This is why we are elated to tell you about the most recent project being led by the National Black Pro-Life Union. Day Gardner, the president of the organization has written:
Too many churches and too many black ministers close their eyes to the 15 million deaths of black children lost to abortion since 1973. Many pastors are not only afraid they will offend congregation members who have had abortions, but also afraid they may offend many family members—wives, sisters, mothers and daughters who have traveled down the road to abortion providers.

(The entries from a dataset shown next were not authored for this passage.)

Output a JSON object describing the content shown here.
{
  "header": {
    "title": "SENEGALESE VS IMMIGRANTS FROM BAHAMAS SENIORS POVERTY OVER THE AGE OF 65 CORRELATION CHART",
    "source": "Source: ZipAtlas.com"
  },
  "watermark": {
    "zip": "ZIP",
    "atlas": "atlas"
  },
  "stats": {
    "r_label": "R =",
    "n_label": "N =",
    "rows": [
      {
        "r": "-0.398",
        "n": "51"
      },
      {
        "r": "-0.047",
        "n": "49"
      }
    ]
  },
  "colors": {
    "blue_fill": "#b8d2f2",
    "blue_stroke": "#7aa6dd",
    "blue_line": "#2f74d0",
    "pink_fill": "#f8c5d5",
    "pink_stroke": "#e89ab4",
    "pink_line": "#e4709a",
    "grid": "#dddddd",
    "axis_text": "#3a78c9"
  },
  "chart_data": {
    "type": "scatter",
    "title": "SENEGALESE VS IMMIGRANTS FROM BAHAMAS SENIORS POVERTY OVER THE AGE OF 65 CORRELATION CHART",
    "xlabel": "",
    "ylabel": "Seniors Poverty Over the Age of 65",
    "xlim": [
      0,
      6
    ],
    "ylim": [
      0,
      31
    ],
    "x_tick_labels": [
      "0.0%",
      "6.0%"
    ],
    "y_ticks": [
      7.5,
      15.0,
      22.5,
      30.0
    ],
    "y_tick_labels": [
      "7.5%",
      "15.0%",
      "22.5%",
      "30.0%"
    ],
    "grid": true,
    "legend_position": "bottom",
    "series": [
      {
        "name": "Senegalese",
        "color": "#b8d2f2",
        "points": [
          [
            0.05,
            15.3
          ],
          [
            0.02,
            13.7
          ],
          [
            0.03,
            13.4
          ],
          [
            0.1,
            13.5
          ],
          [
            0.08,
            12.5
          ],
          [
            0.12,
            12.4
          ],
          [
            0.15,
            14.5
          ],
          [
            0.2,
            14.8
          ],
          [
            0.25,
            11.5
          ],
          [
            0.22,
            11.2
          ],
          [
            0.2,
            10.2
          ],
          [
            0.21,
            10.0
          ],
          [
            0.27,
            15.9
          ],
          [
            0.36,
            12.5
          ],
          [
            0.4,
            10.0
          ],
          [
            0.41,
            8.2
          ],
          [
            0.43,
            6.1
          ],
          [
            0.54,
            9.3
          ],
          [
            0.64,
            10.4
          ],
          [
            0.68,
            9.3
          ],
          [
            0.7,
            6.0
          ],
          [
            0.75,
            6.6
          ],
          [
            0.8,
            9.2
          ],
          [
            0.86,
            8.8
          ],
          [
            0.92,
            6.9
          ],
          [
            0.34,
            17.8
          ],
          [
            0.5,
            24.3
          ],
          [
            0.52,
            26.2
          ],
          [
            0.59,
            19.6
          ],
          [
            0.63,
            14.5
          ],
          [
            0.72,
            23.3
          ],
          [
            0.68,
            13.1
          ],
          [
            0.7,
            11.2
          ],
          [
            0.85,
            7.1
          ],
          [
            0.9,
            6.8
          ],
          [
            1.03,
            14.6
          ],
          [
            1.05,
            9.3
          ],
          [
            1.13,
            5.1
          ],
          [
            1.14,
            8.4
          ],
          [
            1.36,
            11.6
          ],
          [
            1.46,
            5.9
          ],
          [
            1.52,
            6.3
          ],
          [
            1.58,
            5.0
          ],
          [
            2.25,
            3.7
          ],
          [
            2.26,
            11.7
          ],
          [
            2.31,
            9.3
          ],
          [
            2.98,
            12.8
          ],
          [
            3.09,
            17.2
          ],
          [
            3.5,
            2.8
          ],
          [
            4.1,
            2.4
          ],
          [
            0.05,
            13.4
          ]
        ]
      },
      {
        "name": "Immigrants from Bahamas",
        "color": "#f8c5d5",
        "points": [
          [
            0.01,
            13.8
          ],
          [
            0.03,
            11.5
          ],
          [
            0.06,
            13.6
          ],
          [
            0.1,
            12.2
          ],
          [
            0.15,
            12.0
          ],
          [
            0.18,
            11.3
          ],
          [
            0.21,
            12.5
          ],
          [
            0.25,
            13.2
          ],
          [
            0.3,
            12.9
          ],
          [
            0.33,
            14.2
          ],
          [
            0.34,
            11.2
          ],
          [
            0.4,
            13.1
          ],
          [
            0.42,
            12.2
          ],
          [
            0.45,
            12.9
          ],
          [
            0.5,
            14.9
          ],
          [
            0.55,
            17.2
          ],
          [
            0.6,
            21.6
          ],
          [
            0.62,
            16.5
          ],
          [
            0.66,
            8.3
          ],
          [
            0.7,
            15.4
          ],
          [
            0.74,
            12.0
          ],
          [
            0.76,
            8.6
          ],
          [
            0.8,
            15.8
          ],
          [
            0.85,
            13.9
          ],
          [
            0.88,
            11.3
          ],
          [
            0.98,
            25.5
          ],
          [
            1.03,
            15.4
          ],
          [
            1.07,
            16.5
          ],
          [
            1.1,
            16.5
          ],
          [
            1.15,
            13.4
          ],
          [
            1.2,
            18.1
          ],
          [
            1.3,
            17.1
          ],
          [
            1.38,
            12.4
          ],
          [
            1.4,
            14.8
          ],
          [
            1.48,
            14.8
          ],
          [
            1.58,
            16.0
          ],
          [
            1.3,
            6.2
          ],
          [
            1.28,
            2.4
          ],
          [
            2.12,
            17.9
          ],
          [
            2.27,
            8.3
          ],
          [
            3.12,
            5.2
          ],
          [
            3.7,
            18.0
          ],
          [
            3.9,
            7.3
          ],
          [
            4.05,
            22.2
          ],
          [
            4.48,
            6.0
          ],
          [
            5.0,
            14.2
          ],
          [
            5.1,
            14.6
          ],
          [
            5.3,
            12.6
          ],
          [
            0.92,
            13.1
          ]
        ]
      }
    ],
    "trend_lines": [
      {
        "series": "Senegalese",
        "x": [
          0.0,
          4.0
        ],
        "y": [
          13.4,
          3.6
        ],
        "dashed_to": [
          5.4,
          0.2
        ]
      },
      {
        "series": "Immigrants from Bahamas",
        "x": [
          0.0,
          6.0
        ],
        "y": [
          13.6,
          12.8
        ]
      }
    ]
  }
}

Gardner is correct. For as long as I can remember, in the many ways American Life League has tried over the past 27 years to involve black community leaders, we have consistently encountered a brick wall built of apathy and cemented in place by the very fear she is writing and talking about. I can remember black members of our staff coming back after trips to the inner city in Chicago, Philadelphia and elsewhere with disheartened faces. Nobody seemed to have the solution to the problem of motivating black Americans so that they would rise up and decry this violent attack on the most innocent members of their race.

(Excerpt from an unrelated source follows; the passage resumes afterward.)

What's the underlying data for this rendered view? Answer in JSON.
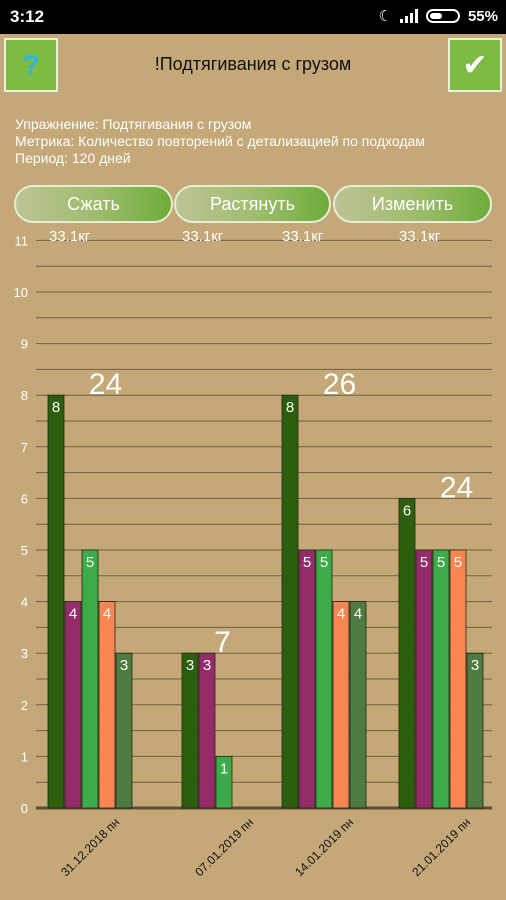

And I recall the early days of Pastor Johnny Hunter and the LEARN organization. It was his goal, regardless of the slow progress he made, to motivate and excite black America. We stood with him during those early days and we stand with him now that the field of leaders has grown stronger and their message is finally reaching the American public.
I honestly believe the tide is turning thanks to the persistence of people like Pastor Hunter, Day Gardner, Dr. Alveda King and others. On February 28th a coalition of black Civil Rights activists will host a press conference in Washington, DC and from the offices of the Family Research Council they will march and pray at key locations in the nation’s capital. As Dr. Alveda King, niece of Dr. Martin Luther King Jr., says about the meaning of Black History Month (February):
We take one month out of the year to remember the tragedies and celebrate the triumphs of African Americans in history, but the struggle for civil rights is not yet over. We are the underground railroad of our time and it’s up to us to make abortion a thing of our historical past.
Pastor Johnny Hunter echoes those sentiments, and tells us that,“Like lynching, this must come to an end. Through prayer and repentance, justice will prevail.”
I am so proud of these leaders and their goals. It is my fervent prayer that their efforts, focused on this major press conference and the march that follows, will be covered by the national media, reported from one end of this nation to another. I look forward to the time when black Americans rise up and speak with one voice in defense of their babies and the tragic violation of civil rights that occurs each and every time a preborn child is torn from his mother’s womb.
Please pray for these leaders and their historic effort.